Handling NoData Correctly
NoData handling is often the difference between reliable outputs and misleading results. In practice:
- Use
IsNull()checks before arithmetic when needed - Mask out unsuitable areas before combining weighted rasters
- Confirm snap raster, cell size, and extent settings are aligned
Example pattern:
Con(IsNull(A), 0, A)
Performance Tips for Large Rasters in ArcMap
- Run analyses in a file geodatabase or optimized workspace
- Set environment settings explicitly (extent, snap raster, mask)
- Avoid unnecessary repeated conversions or projections
- Break very complex expressions into intermediate rasters
- Use 64-bit background geoprocessing when available
Debugging Checklist
- Did you use consistent units across rasters?
- Are all inputs aligned in projection and resolution?
- Are parentheses balanced in your expression?
- Do conditional statements return expected classes?
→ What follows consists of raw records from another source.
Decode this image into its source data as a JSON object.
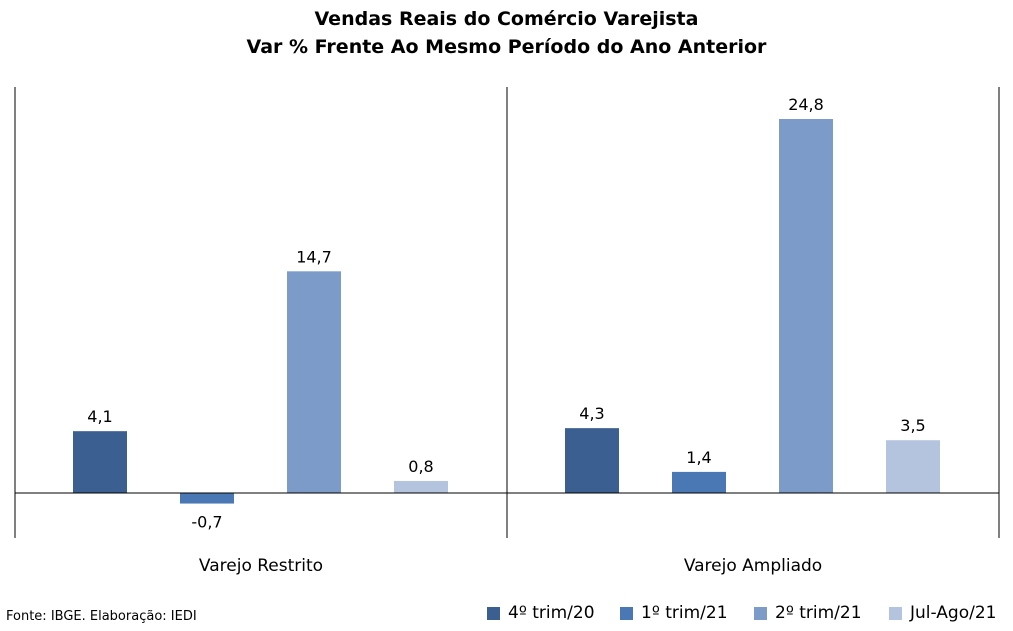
{
  "chart_data": {
    "type": "bar",
    "title": "Vendas Reais do Comércio Varejista",
    "subtitle": "Var % Frente Ao Mesmo Período do Ano Anterior",
    "categories": [
      "Varejo Restrito",
      "Varejo Ampliado"
    ],
    "series": [
      {
        "name": "4º trim/20",
        "values": [
          4.1,
          4.3
        ],
        "color": "#3b5f90"
      },
      {
        "name": "1º trim/21",
        "values": [
          -0.7,
          1.4
        ],
        "color": "#4a78b5"
      },
      {
        "name": "2º trim/21",
        "values": [
          14.7,
          24.8
        ],
        "color": "#7d9bc8"
      },
      {
        "name": "Jul-Ago/21",
        "values": [
          0.8,
          3.5
        ],
        "color": "#b4c4df"
      }
    ],
    "data_labels": [
      [
        "4,1",
        "4,3"
      ],
      [
        "-0,7",
        "1,4"
      ],
      [
        "14,7",
        "24,8"
      ],
      [
        "0,8",
        "3,5"
      ]
    ],
    "ylim": [
      -3,
      27
    ],
    "grid": false,
    "legend_position": "bottom-right"
  },
  "source": "Fonte: IBGE. Elaboração: IEDI"
}
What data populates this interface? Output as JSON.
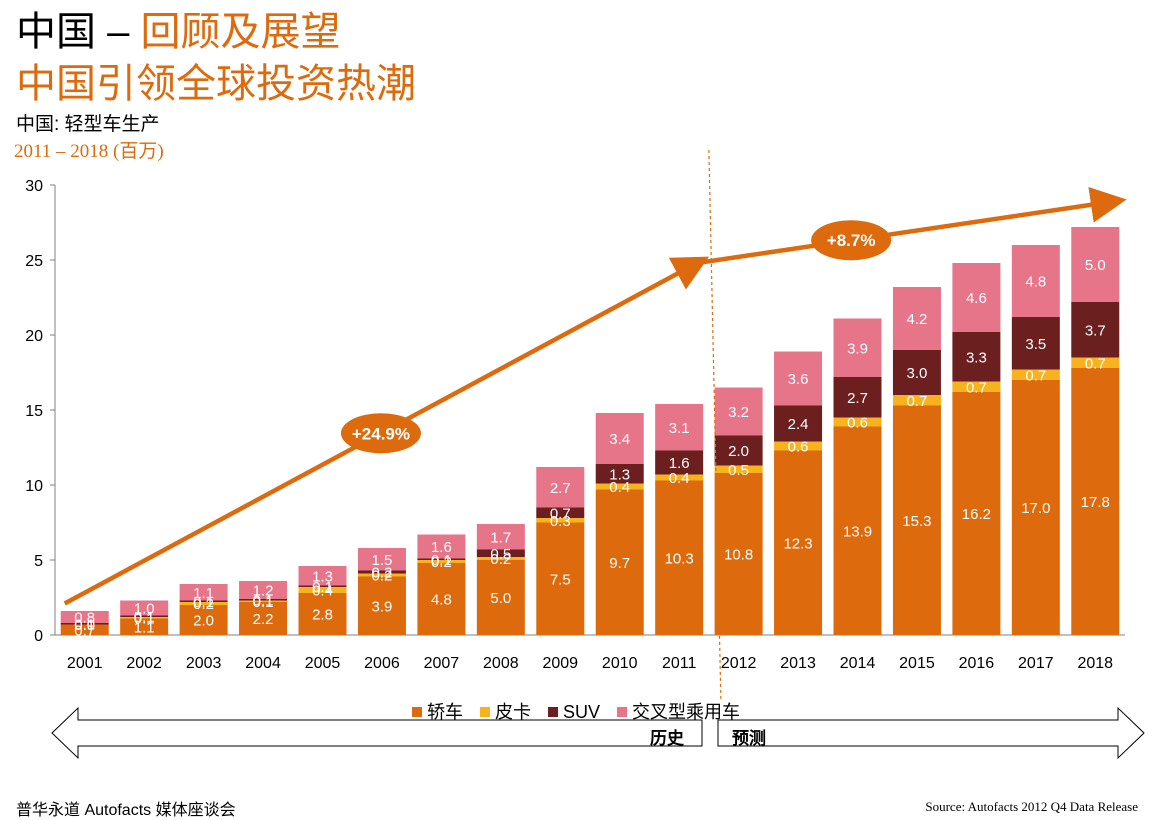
{
  "header": {
    "title_prefix": "中国 – ",
    "title_highlight": "回顾及展望",
    "subtitle": "中国引领全球投资热潮",
    "chart_caption": "中国: 轻型车生产",
    "chart_range": "2011 – 2018 (百万)"
  },
  "period_labels": {
    "history": "历史",
    "forecast": "预测"
  },
  "footer": {
    "event": "普华永道 Autofacts 媒体座谈会",
    "source": "Source: Autofacts 2012 Q4 Data Release"
  },
  "colors": {
    "accent": "#dd6a0c",
    "sedan": "#dd6a0c",
    "pickup": "#f7b31d",
    "suv": "#6b1f1f",
    "crossover": "#e6758a"
  },
  "chart_data": {
    "type": "bar",
    "stacked": true,
    "categories": [
      "2001",
      "2002",
      "2003",
      "2004",
      "2005",
      "2006",
      "2007",
      "2008",
      "2009",
      "2010",
      "2011",
      "2012",
      "2013",
      "2014",
      "2015",
      "2016",
      "2017",
      "2018"
    ],
    "series": [
      {
        "name": "轿车",
        "values": [
          0.7,
          1.1,
          2.0,
          2.2,
          2.8,
          3.9,
          4.8,
          5.0,
          7.5,
          9.7,
          10.3,
          10.8,
          12.3,
          13.9,
          15.3,
          16.2,
          17.0,
          17.8
        ]
      },
      {
        "name": "皮卡",
        "values": [
          0.0,
          0.1,
          0.2,
          0.1,
          0.4,
          0.2,
          0.2,
          0.2,
          0.3,
          0.4,
          0.4,
          0.5,
          0.6,
          0.6,
          0.7,
          0.7,
          0.7,
          0.7
        ]
      },
      {
        "name": "SUV",
        "values": [
          0.1,
          0.1,
          0.1,
          0.1,
          0.1,
          0.2,
          0.1,
          0.5,
          0.7,
          1.3,
          1.6,
          2.0,
          2.4,
          2.7,
          3.0,
          3.3,
          3.5,
          3.7
        ]
      },
      {
        "name": "交叉型乘用车",
        "values": [
          0.8,
          1.0,
          1.1,
          1.2,
          1.3,
          1.5,
          1.6,
          1.7,
          2.7,
          3.4,
          3.1,
          3.2,
          3.6,
          3.9,
          4.2,
          4.6,
          4.8,
          5.0
        ]
      }
    ],
    "ylim": [
      0,
      30
    ],
    "yticks": [
      0,
      5,
      10,
      15,
      20,
      25,
      30
    ],
    "xlabel": "",
    "ylabel": "",
    "legend_position": "bottom",
    "grid": false,
    "annotations": [
      {
        "label": "+24.9%",
        "from": "2001",
        "to": "2011"
      },
      {
        "label": "+8.7%",
        "from": "2011",
        "to": "2018"
      }
    ]
  }
}
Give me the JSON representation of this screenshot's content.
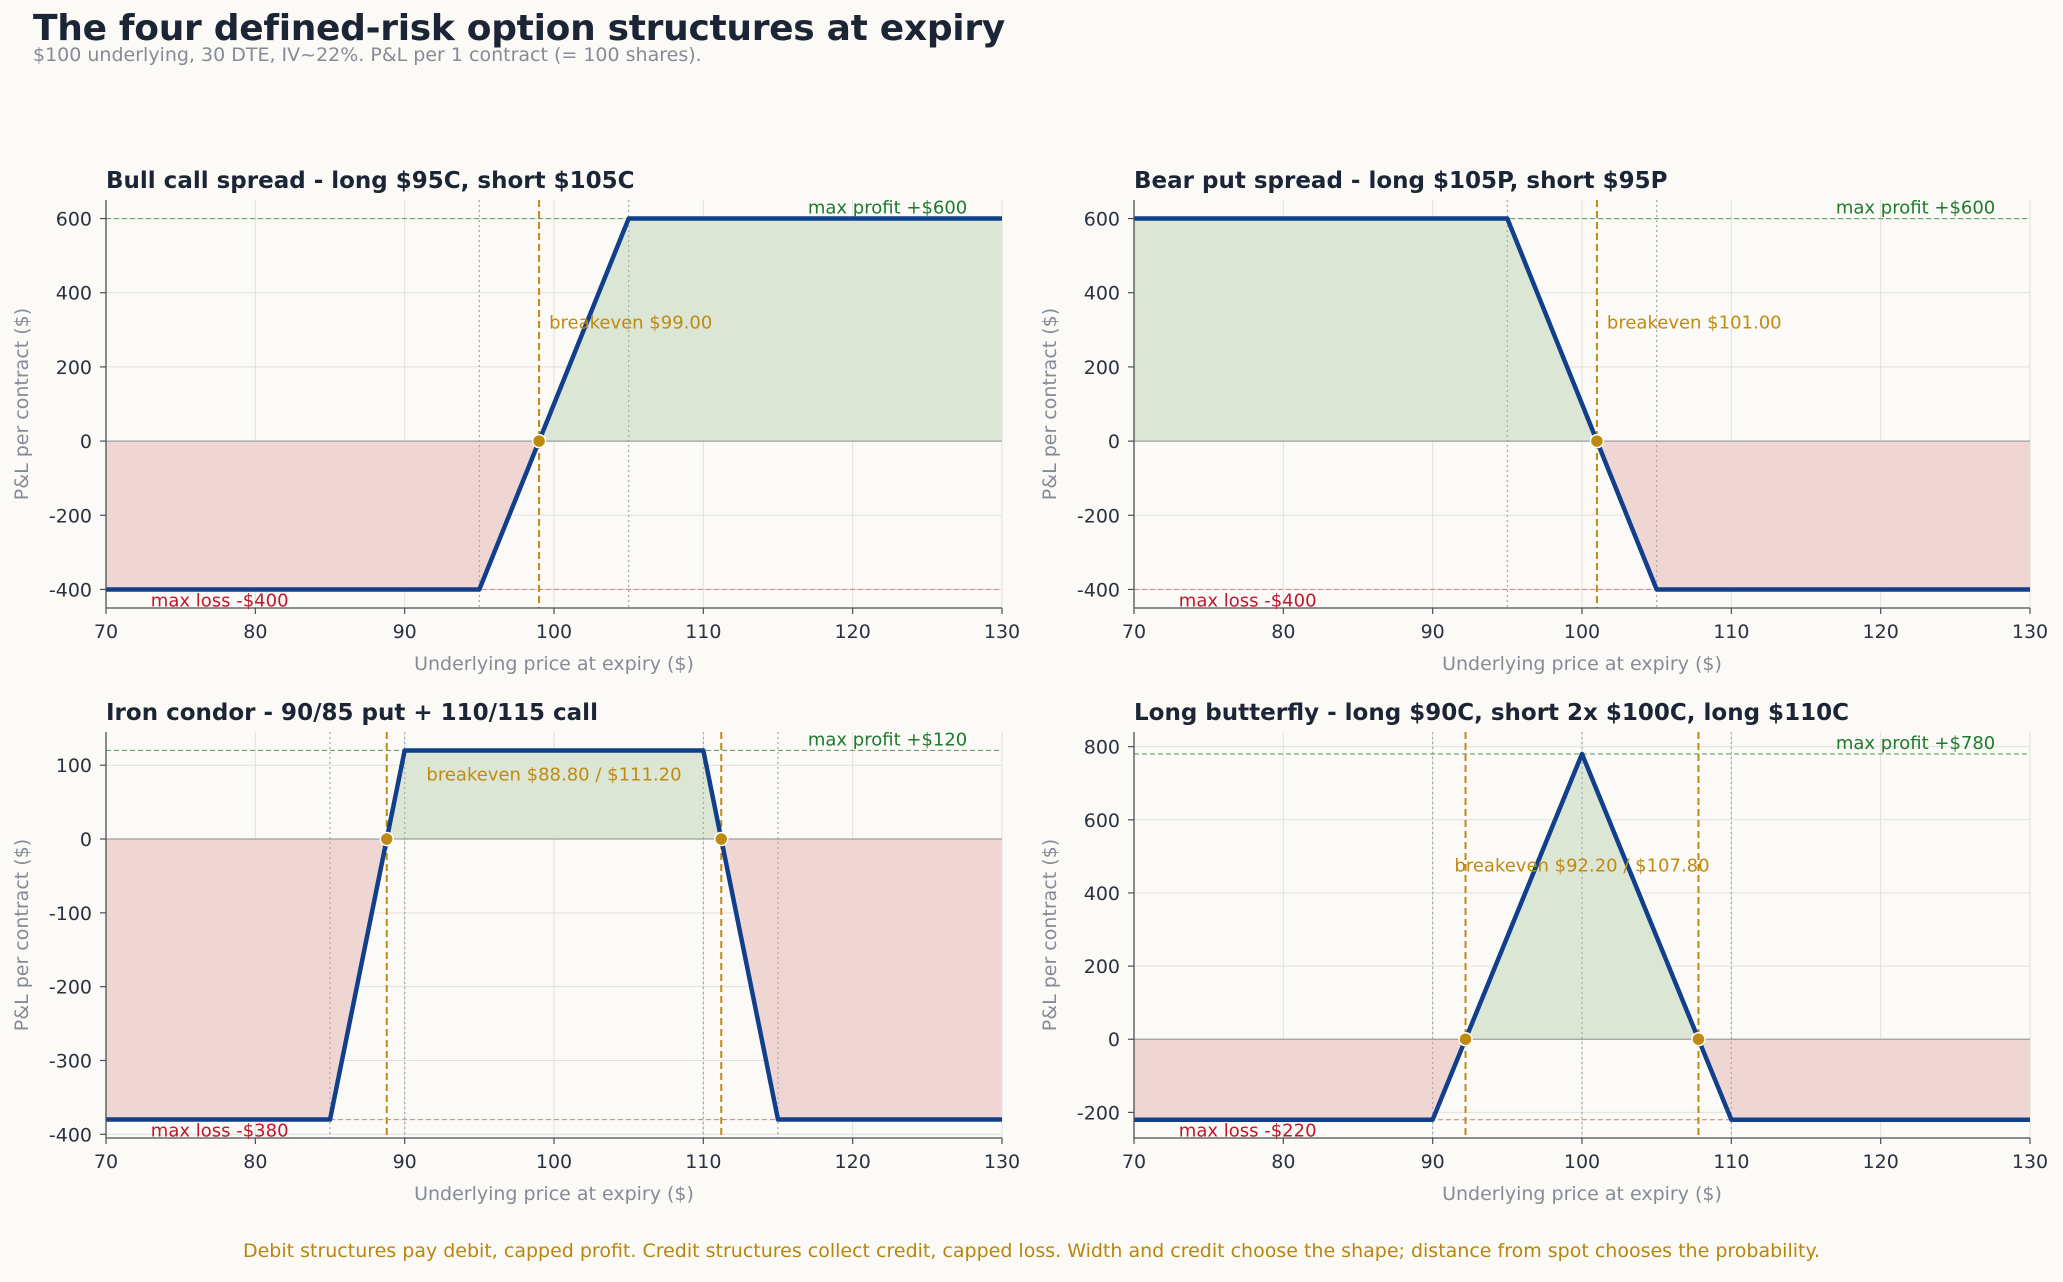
{
  "title": "The four defined-risk option structures at expiry",
  "subtitle": "$100 underlying, 30 DTE, IV~22%. P&L per 1 contract (= 100 shares).",
  "footer": "Debit structures pay debit, capped profit. Credit structures collect credit, capped loss. Width and credit choose the shape; distance from spot chooses the probability.",
  "colors": {
    "line": "#123f8c",
    "profit_fill": "#dbe6d5",
    "loss_fill": "#efd6d2",
    "breakeven": "#c08a12",
    "profit_text": "#1e7a2e",
    "loss_text": "#c0162b",
    "grid": "#e1e0db"
  },
  "chart_data": [
    {
      "type": "line",
      "title": "Bull call spread - long $95C, short $105C",
      "xlabel": "Underlying price at expiry ($)",
      "ylabel": "P&L per contract ($)",
      "xlim": [
        70,
        130
      ],
      "ylim": [
        -450,
        650
      ],
      "xticks": [
        70,
        80,
        90,
        100,
        110,
        120,
        130
      ],
      "yticks": [
        -400,
        -200,
        0,
        200,
        400,
        600
      ],
      "strikes": [
        95,
        105
      ],
      "x": [
        70,
        95,
        105,
        130
      ],
      "y": [
        -400,
        -400,
        600,
        600
      ],
      "breakevens": [
        99.0
      ],
      "breakeven_label": "breakeven $99.00",
      "max_profit": 600,
      "max_profit_label": "max profit +$600",
      "max_loss": -400,
      "max_loss_label": "max loss -$400"
    },
    {
      "type": "line",
      "title": "Bear put spread - long $105P, short $95P",
      "xlabel": "Underlying price at expiry ($)",
      "ylabel": "P&L per contract ($)",
      "xlim": [
        70,
        130
      ],
      "ylim": [
        -450,
        650
      ],
      "xticks": [
        70,
        80,
        90,
        100,
        110,
        120,
        130
      ],
      "yticks": [
        -400,
        -200,
        0,
        200,
        400,
        600
      ],
      "strikes": [
        95,
        105
      ],
      "x": [
        70,
        95,
        105,
        130
      ],
      "y": [
        600,
        600,
        -400,
        -400
      ],
      "breakevens": [
        101.0
      ],
      "breakeven_label": "breakeven $101.00",
      "max_profit": 600,
      "max_profit_label": "max profit +$600",
      "max_loss": -400,
      "max_loss_label": "max loss -$400"
    },
    {
      "type": "line",
      "title": "Iron condor - 90/85 put + 110/115 call",
      "xlabel": "Underlying price at expiry ($)",
      "ylabel": "P&L per contract ($)",
      "xlim": [
        70,
        130
      ],
      "ylim": [
        -405,
        145
      ],
      "xticks": [
        70,
        80,
        90,
        100,
        110,
        120,
        130
      ],
      "yticks": [
        -400,
        -300,
        -200,
        -100,
        0,
        100
      ],
      "strikes": [
        85,
        90,
        110,
        115
      ],
      "x": [
        70,
        85,
        90,
        110,
        115,
        130
      ],
      "y": [
        -380,
        -380,
        120,
        120,
        -380,
        -380
      ],
      "breakevens": [
        88.8,
        111.2
      ],
      "breakeven_label": "breakeven $88.80 / $111.20",
      "max_profit": 120,
      "max_profit_label": "max profit +$120",
      "max_loss": -380,
      "max_loss_label": "max loss -$380"
    },
    {
      "type": "line",
      "title": "Long butterfly - long $90C, short 2x $100C, long $110C",
      "xlabel": "Underlying price at expiry ($)",
      "ylabel": "P&L per contract ($)",
      "xlim": [
        70,
        130
      ],
      "ylim": [
        -270,
        840
      ],
      "xticks": [
        70,
        80,
        90,
        100,
        110,
        120,
        130
      ],
      "yticks": [
        -200,
        0,
        200,
        400,
        600,
        800
      ],
      "strikes": [
        90,
        100,
        110
      ],
      "x": [
        70,
        90,
        100,
        110,
        130
      ],
      "y": [
        -220,
        -220,
        780,
        -220,
        -220
      ],
      "breakevens": [
        92.2,
        107.8
      ],
      "breakeven_label": "breakeven $92.20 / $107.80",
      "max_profit": 780,
      "max_profit_label": "max profit +$780",
      "max_loss": -220,
      "max_loss_label": "max loss -$220"
    }
  ]
}
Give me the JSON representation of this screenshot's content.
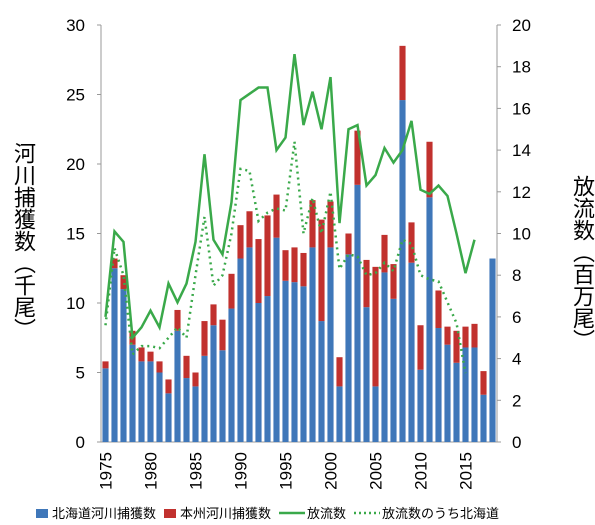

- Did NoData values propagate in ways you intended?
ArcMap vs ArcGIS Pro Note
The conceptual model is the same in ArcMap and ArcGIS Pro, but interface details and parser behavior can differ. If you are moving from ArcMap to Pro, test your expressions on a small area first and verify outputs before production runs.
Final Thoughts
Mastering Raster Calculator means mastering reproducible spatial logic. Start with small test expressions, validate edge cases, then scale up to full rasters. The simulator on this page helps you test the math and logic quickly so your ArcMap workflows run cleaner and with fewer surprises.